ZURICH (Reuters) - UBS AG may sell all or part of its hedge funds unit in a management buyout, a newspaper said on Tuesday, in what would be a new step by Switzerland’s largest bank to raise cash and reduce its risk profile.
Citing unnamed financial sources, the Neue Zuercher Zeitung said a management buyout offer for Alternative & Quantitative Investments, or parts of it, was on the table. Analysts say UBS could reap about $850 million from the sale.
The expected sale follows comments by new UBS Chief Executive Oswald Gruebel last week that the world’s largest wealth manager was conducting a thorough review of its businesses before deciding which ones to exit. A company spokeswoman said UBS declined to comment.
The report came a day after UBS, one of the European banks hit hardest by the credit crisis, said it was selling Brazil’s Banco Pactual for about $2.5 billion to former management as part of Gruebel’s radical restructuring plan.
“A&Q ticks the box in terms of size, but you need someone with the cash ready to buy,” said ZKB analyst Anreas Venditti, adding a sale price equal to around 2 percent of assets under management would lead to a deal worth around 1 billion Swiss francs ($854.7 million), if it went through.
A&Q had more than $39 billion in assets under management as of January 1, 2009, and employs about 350 people worldwide.
Former Credit Suisse boss Gruebel said last week he would not refrain from cutting entire lines of business, as he announced 8,700 new job cuts.
He also said he would take immediate steps to bolster the bank’s capital base after the bank’s Tier 1 ratio slipped to 10 percent at the end of March from 11 percent at the end of 2008.
The Swiss bank is struggling to return to profitability and rebuild its brand after massive investments in risky U.S. assets forced it to write down more than $50 billion and accept government backing.
UBS said the sale of Pactual would strengthen its Tier 1 ratio, a measure of financial strength, by approximately 60 basis points.
“I‘m not sure the sale of A&Q would have such an impact on the capital ratio as the sale of Pactual will,” said Venditti. “UBS’s primary focus at the moment is reducing risk and the balance sheet, but obviously if you could get some cash for A&Q, a sale might be possible.”
“I think it could be possible for management to get financing.
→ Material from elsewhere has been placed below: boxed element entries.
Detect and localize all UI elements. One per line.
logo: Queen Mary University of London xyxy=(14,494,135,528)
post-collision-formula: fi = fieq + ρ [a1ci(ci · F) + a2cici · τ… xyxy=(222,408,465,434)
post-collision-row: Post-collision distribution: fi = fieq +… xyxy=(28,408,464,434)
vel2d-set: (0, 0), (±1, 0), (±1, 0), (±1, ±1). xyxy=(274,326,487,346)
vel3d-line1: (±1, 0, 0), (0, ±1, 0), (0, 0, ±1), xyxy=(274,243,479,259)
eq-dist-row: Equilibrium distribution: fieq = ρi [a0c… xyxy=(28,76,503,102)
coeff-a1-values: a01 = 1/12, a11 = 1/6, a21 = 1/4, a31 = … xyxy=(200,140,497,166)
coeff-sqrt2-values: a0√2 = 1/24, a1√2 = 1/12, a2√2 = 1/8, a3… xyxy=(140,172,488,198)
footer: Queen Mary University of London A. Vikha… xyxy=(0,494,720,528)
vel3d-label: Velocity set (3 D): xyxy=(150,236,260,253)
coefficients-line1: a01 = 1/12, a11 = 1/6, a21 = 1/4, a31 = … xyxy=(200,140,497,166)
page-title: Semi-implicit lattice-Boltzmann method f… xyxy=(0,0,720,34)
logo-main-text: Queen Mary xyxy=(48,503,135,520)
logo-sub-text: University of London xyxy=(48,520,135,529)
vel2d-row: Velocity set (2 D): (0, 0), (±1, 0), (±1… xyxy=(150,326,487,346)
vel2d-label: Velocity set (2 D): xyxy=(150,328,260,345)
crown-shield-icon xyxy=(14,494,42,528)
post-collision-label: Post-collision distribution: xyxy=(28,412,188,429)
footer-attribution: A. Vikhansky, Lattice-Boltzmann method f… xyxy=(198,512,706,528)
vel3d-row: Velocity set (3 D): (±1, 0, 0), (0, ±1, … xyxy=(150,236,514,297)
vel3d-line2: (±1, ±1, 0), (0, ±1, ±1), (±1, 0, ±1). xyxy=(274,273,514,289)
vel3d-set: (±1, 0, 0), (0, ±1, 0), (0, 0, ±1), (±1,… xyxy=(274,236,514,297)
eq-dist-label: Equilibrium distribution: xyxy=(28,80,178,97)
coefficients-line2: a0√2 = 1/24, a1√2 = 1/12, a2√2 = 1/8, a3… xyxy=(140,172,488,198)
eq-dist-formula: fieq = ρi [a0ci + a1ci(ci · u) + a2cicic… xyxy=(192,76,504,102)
More specialized providers might also be interested,” said Kepler Capital markets analyst Matthias Bueeler.
A&Q’s two primary lines are a multi-manager, or fund of funds, business and a single manager business run by hedge fund specialist O‘Connor.
An analyst who asked not to be named said that some alternative asset managers had left UBS this year, and that this might be an indication the bank is reducing its focus on alternatives.
A&Q’s total operating income declined 29 percent to 2.9 billion Swiss francs, reflecting the continued difficult environment for hedge funds, particularly in October when aggressive attempts to reduce risk and leverage put significant pressure on securities widely held by hedge funds.
The unit’s multi-manager strategies posted negative performance for the quarter, but were in line with broad hedge fund indices, while O‘Connor single-manager funds had good relative performance and mixed absolute performance.
“It could make sense to split off something like this if UBS only wants to concentrate on a couple of points in the value chain and leave other parts to specialist providers,” Bueeler said.
“I could imagine we might see a number of deals going through in the future,” he said.